1. Perform iterative site evaluations and/or (preferably and) independent audit.

2. Monitor and report against security SLA performance on pre-defined intervals.

Did you pay for that Slurpee?

It is this last strategy, monitoring and compliance reporting against the security SLA, which is quickly becoming both the buyer and the providers preferred security control.

New log management, monitoring and compliance reporting technology allow organizations to assure that online behavior of outsourcers is consistent with the behaviors you expect.

How does it work? Within a networked environment, people's behaviors are being "taped" within log files. Increasingly, owners of security, risk, audit and compliance function are turning to these logs in order to investigate abnormal activities or just test whether the organization is in compliance with legislative dictates (like SOX and HIPAA).

Unfortunately, until now, this has been a difficult, unreliable and expensive undertaking. Each of these log files is written in a different format requiring a subject matter expert with special tools to decipher the output, and generates such a huge volume of data that it is impossible for any company to do anything other than sample the data they collect.

Monitoring and compliance reporting solutions makes it possible for organizations to translate chaos into what is akin to a video tape - a complete picture of "who is doing what, when" - continuously monitored for suspicious or illegal activity. If your policy is violated, you are alerted and presented with a variety of reports and reporting options along the way. Effectively, the solution acts as would a security guard, monitoring your business and alerting you when your inventory of information or technology assets are at risk, when your employees or customers are acting inappropriately, or if your processes have failed.

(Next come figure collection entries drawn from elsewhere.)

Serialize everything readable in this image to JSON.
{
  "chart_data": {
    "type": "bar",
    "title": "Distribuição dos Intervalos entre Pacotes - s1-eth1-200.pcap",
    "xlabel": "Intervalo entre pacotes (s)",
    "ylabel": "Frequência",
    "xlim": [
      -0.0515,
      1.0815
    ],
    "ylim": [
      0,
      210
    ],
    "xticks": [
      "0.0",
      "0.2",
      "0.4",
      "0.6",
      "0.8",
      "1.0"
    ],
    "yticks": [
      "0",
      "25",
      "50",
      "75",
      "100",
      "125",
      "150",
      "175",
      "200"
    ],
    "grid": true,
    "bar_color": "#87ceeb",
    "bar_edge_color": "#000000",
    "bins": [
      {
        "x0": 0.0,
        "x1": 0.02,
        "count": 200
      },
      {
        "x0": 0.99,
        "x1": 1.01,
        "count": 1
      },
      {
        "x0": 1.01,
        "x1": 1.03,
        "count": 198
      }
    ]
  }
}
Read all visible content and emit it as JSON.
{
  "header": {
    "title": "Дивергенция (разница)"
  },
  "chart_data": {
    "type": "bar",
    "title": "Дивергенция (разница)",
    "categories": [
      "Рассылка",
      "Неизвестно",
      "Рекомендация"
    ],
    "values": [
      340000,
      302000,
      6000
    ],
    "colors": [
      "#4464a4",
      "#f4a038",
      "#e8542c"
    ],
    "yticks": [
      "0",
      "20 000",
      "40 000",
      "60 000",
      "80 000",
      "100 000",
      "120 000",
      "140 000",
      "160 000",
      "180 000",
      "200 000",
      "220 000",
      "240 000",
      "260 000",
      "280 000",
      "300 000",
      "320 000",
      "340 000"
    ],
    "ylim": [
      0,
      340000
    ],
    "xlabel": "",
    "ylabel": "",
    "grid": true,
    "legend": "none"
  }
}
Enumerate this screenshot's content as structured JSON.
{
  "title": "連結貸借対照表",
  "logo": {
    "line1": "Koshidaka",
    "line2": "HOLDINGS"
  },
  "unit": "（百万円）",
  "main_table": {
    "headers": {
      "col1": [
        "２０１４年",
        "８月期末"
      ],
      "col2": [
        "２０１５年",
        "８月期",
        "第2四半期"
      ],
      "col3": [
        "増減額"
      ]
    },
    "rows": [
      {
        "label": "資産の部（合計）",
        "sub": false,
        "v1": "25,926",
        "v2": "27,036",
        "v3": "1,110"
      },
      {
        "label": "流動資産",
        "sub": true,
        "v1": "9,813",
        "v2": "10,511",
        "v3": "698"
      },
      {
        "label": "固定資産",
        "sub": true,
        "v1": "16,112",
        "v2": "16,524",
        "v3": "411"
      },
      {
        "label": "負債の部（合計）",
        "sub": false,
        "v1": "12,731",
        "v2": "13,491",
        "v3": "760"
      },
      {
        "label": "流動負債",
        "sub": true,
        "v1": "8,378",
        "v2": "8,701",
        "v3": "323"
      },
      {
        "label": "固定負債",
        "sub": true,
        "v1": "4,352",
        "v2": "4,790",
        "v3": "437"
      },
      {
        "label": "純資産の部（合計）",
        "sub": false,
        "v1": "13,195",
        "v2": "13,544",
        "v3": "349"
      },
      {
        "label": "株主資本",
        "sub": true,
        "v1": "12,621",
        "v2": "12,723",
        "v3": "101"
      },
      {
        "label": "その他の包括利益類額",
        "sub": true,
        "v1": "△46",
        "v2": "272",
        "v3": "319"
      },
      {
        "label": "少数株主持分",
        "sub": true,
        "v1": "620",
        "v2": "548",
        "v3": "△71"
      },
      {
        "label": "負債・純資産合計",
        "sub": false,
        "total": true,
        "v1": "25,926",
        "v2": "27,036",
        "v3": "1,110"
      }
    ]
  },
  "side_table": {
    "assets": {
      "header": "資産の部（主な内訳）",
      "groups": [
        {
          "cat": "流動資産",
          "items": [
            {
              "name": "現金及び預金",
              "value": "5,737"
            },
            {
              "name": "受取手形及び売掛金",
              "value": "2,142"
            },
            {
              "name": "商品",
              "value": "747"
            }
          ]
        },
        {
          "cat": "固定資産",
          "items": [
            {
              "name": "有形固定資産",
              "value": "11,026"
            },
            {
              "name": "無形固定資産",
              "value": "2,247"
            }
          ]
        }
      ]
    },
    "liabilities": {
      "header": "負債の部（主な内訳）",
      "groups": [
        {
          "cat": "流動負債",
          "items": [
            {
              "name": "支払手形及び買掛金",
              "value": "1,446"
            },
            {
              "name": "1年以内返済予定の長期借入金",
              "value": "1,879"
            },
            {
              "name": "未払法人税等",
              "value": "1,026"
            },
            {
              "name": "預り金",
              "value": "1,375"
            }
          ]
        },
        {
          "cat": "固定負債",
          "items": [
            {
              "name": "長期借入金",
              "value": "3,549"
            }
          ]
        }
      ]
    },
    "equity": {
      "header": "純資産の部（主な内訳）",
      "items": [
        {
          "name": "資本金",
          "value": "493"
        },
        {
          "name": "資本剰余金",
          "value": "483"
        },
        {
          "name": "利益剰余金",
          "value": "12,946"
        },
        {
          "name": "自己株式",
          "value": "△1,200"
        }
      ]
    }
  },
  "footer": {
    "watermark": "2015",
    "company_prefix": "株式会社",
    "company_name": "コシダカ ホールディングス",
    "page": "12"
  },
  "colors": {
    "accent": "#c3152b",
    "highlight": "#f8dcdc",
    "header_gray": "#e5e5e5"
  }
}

The end result is decreased cost, higher reliability, sustainable compliance, and more importantly - confidence that your brand is safe.

 

The Top 10 Most Common IT Control Deficiencies

Improper Change Management

1. Lack of a formal, documented change procedure.

2. Inadequate oversight of changes and review of change logs.

Insufficient Segregation of Duties

3. Insufficient separation of requestor, approver, implementer (financial systems, particularly relevant to SOX).

4. Insufficient separation of developers and system operators.

Excessive Access to Systems/Databases by Privileged Users

5. Developer/programmer access to production environment/data.

6. Unrestricted and/or unmonitored DBA access. Unrestricted and/or unmonitored System Administrator access.

7. Administrator access.

Lack of Access Policies and Controls

8. Failure to manage and monitor account creation, deletion and privilege escalation (with a particular emphasis on the creation of root/privileged accounts).

9. Failure to manage and monitor access changes driven by changes in responsibility or in the organization.

Failure to Implement General Monitoring

                   10. Failure to collect and review security logs associated with business critical data, systems and applications.

-Kristin Lovejoy is CTO and vice president of technology and services at Consul risk management.